What al-Ghazali asks of the reader at the close of the muhasaba chapter is not the spectacular response of the salaf but the structural one. Hasibu anfusakum qabla an tuhasabu, the line Ibn Kathir distils from 59:18. Tuwwajaha bayna sa’atayn ka-yawmi’l-tajir: a morning hour and an evening hour, between them the day’s trade, after them the books. Wazinu a’malakum qabla an tuwzana, wa tazaynu li’l-‘ardi’l-akbar. Weigh your deeds before they are weighed, and ready yourselves for the great display.

A man who has done this for a week has not reformed himself. He has only opened the books. The reform happens in the next station, and the one after that, and at the end of the year the merchant is still working. But the books are open. The partner is on notice. The principal is being counted. Every day that is allowed to close without the count is one more day in which the partner trades the till against the master and reports back, at the end of the year, that the loss was unavoidable and unforeseeable.
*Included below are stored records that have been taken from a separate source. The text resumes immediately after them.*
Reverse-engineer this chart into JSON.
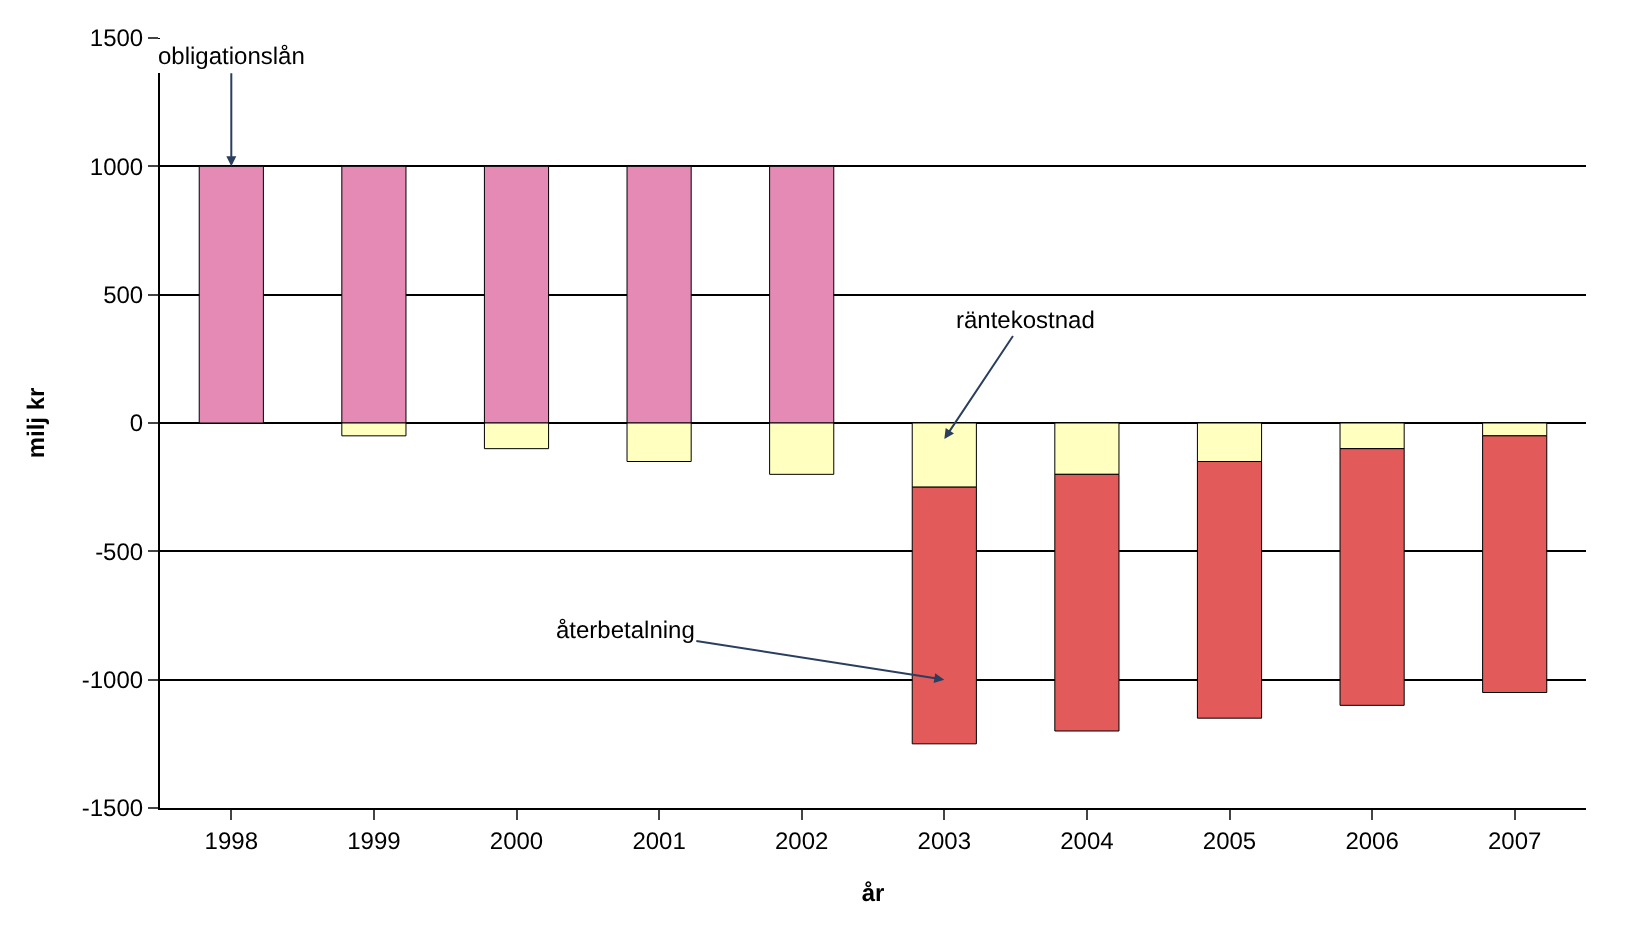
{
  "chart_data": {
    "type": "bar",
    "stacked": true,
    "xlabel": "år",
    "ylabel": "milj kr",
    "categories": [
      "1998",
      "1999",
      "2000",
      "2001",
      "2002",
      "2003",
      "2004",
      "2005",
      "2006",
      "2007"
    ],
    "series": [
      {
        "name": "obligationslån",
        "color": "#e48ab4",
        "values": [
          1000,
          1000,
          1000,
          1000,
          1000,
          null,
          null,
          null,
          null,
          null
        ]
      },
      {
        "name": "räntekostnad",
        "color": "#ffffc0",
        "values": [
          null,
          -50,
          -100,
          -150,
          -200,
          -250,
          -200,
          -150,
          -100,
          -50
        ]
      },
      {
        "name": "återbetalning",
        "color": "#e25a5a",
        "values": [
          null,
          null,
          null,
          null,
          null,
          -1000,
          -1000,
          -1000,
          -1000,
          -1000
        ]
      }
    ],
    "ylim": [
      -1500,
      1500
    ],
    "yticks": [
      -1500,
      -1000,
      -500,
      0,
      500,
      1000,
      1500
    ],
    "grid": "y",
    "legend": false
  }
}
The verse said: let every soul look to what it has sent forward for tomorrow. The classical reading was the operational one. Audit before the audit. The practice is the third station. The first two make it possible. The last three make it useful. None of the six is optional, and the day, al-Ghazali notes, has a finite number of hours, wa-mahma fani fa-qad fani ra’su’l-mal — and when it is spent, the principal is spent.